Auf einem Firmengelände in Ilsenburg (Harz) tritt Schwefelsäure aus. Dutzende Spezialisten sind im Einsatz.

Von Dennis Lotzmann 04.08.2019, 08:56

Ilsenburg l Zu der Havarie im Produktionsablauf war es mitten in den Nacht gekommen. Der Notruf aus der CST GmbH in der Bakenröder Straße ging gegen 1.20 Uhr in der Kreis-Leitstelle ein. Die dortigen Verantwortlichen zögerten nach dem Eingang der Informationen keine Sekunde und lösten Gefahrgut-Großalarm aus. Neben den ortsansässigen Feuerwehren, deren Kräfte gerade die Begleitung der Romantischen Nacht im Kloster Drübeck abgeschlossen hatten, wurden die Experten der ABC-Fachdienstgruppe im Katastrophenschutz aus den Betten geklingelt.

Vor Ort, so ABC-Fachdienstleiter Alexander Beck aus Blankenburg später, stellte sich die Situation tatsächlich problematisch dar. Aus bislang ungeklärten Gründen waren zwischen 2000 und 4000 Liter hochkonzentrierte Schwefelsäure ausgetreten und hatten den Boden einer Fertigungshalle großflächig geflutet. Die sich bildenden Gase wiederum gefährdeten die anwesenden Mitarbeiter.

Diese konnten sich dem Vernehmen nach selbstständig aus der Gefahrenzone retten und warteten auf die alarmierten Rettungskräfte, die wenig später eintrafen. Während die ABC-Trupps unter Vollschutz an die erste Lageerkundung gingen, wurden nach Becks Angaben insgesamt 27 Mitarbeiter ins Klinikum Wernigerode eingeliefert und dort von einem Notarzt untersucht.

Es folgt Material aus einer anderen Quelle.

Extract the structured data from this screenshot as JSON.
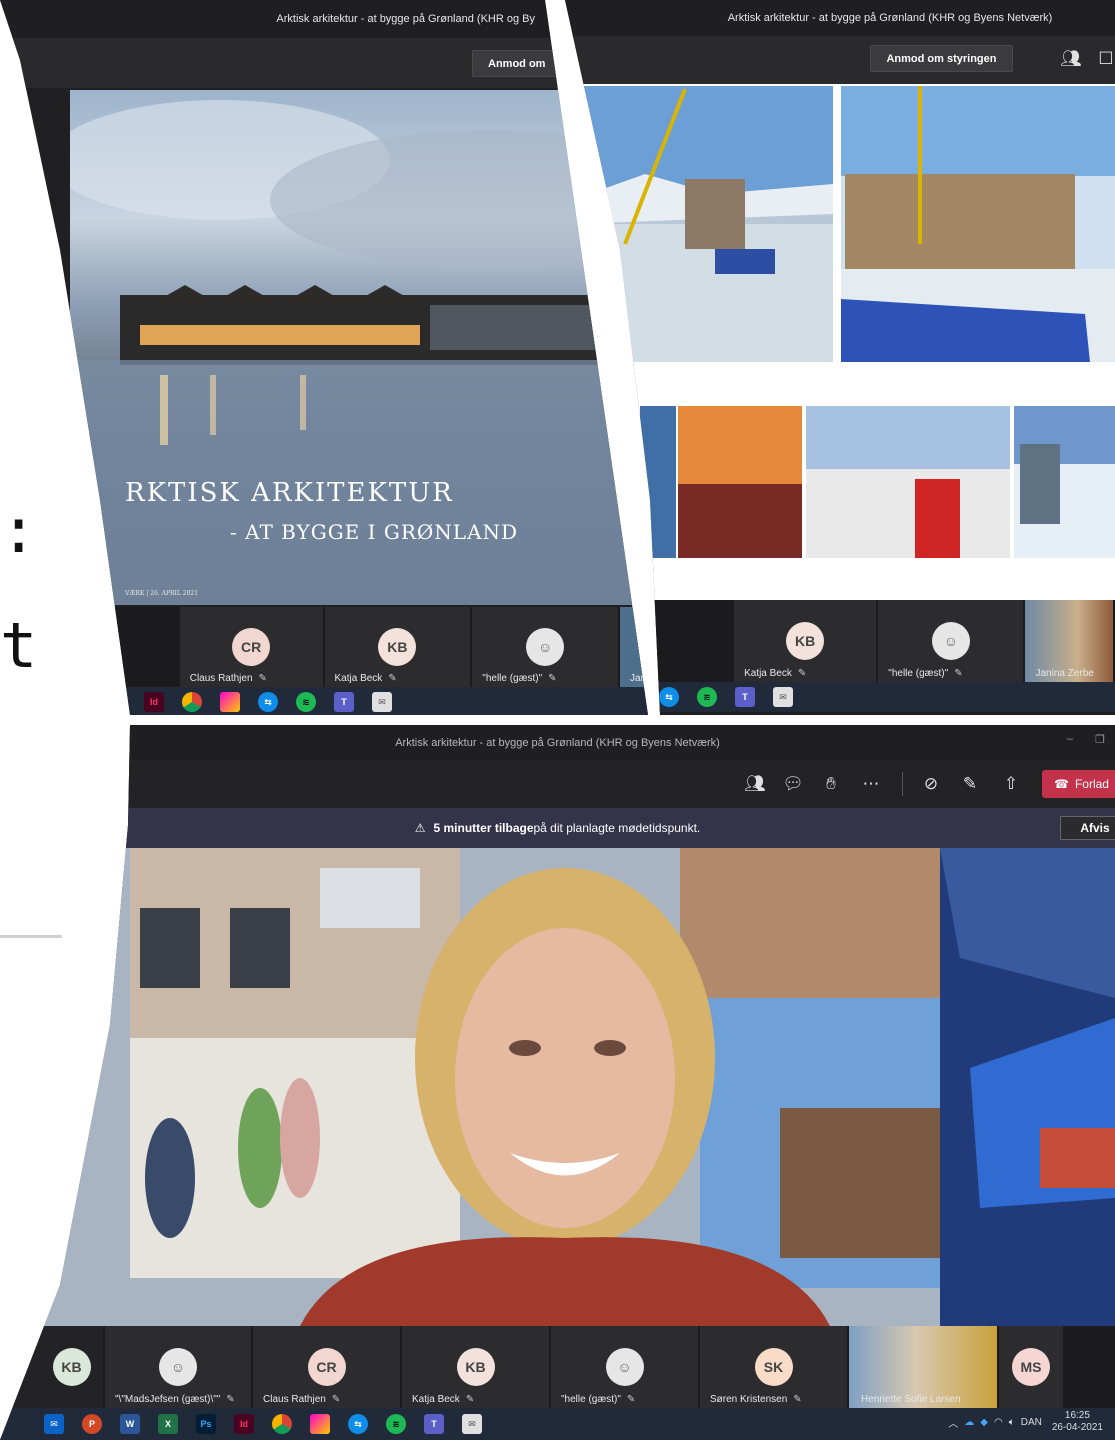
{
  "left_slide": {
    "char_colon": ":",
    "char_t": "t"
  },
  "window1": {
    "title": "Arktisk arkitektur - at bygge på Grønland (KHR og By",
    "request_button": "Anmod om",
    "slide": {
      "heading_line1": "RKTISK ARKITEKTUR",
      "heading_line2": "- AT BYGGE I GRØNLAND",
      "footer": "VÆRK | 26. APRIL 2021"
    },
    "participants": [
      {
        "initials": "CR",
        "name": "Claus Rathjen"
      },
      {
        "initials": "KB",
        "name": "Katja Beck"
      },
      {
        "initials": "",
        "name": "\"helle (gæst)\""
      },
      {
        "initials": "",
        "name": "Jar"
      }
    ]
  },
  "window2": {
    "title": "Arktisk arkitektur - at bygge på Grønland (KHR og Byens Netværk)",
    "request_button": "Anmod om styringen",
    "participants": [
      {
        "initials": "KB",
        "name": "Katja Beck"
      },
      {
        "initials": "",
        "name": "\"helle (gæst)\""
      },
      {
        "initials": "",
        "name": "Janina Zerbe"
      }
    ]
  },
  "window3": {
    "title": "Arktisk arkitektur - at bygge på Grønland (KHR og Byens Netværk)",
    "leave_button": "Forlad",
    "banner": {
      "bold": "5 minutter tilbage",
      "rest": " på dit planlagte mødetidspunkt.",
      "dismiss": "Afvis"
    },
    "participants": [
      {
        "initials": "KB",
        "name": ""
      },
      {
        "initials": "",
        "name": "\"\\\"MadsJefsen (gæst)\\\"\""
      },
      {
        "initials": "CR",
        "name": "Claus Rathjen"
      },
      {
        "initials": "KB",
        "name": "Katja Beck"
      },
      {
        "initials": "",
        "name": "\"helle (gæst)\""
      },
      {
        "initials": "SK",
        "name": "Søren Kristensen"
      },
      {
        "initials": "",
        "name": "Henriette Sofie Larsen"
      },
      {
        "initials": "MS",
        "name": ""
      }
    ],
    "taskbar": {
      "lang": "DAN",
      "time": "16:25",
      "date": "26-04-2021"
    }
  },
  "colors": {
    "leave_red": "#c4314b",
    "teams_dark": "#202022",
    "banner_bg": "#33344a"
  }
}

Bis auf acht Betroffene, die laut Kreisverwaltung zu weitergehenden Untersuchungen in die Kliniken Quedlinburg und Goslar gebracht wurden, konnten alle übrigen sofort nach Hause. Auch die anderen acht CST-Beschäftigten konnten wenig später aufatmen – es gab auch für sie Entwarnung.

Vor Ort lief derweil der Großeinsatz an. Mehrere ABC-Experten erkundeten unter Vollschutz die Lage und begannen anschließend mit dem Entfernen der Säure. Dabei kamen spezielle Bindemittel zum Einsatz, so ABC-Chef Beck. Die Arbeiten gestalteten sich langwierig und dauerten bis in Vormittagsstunden an.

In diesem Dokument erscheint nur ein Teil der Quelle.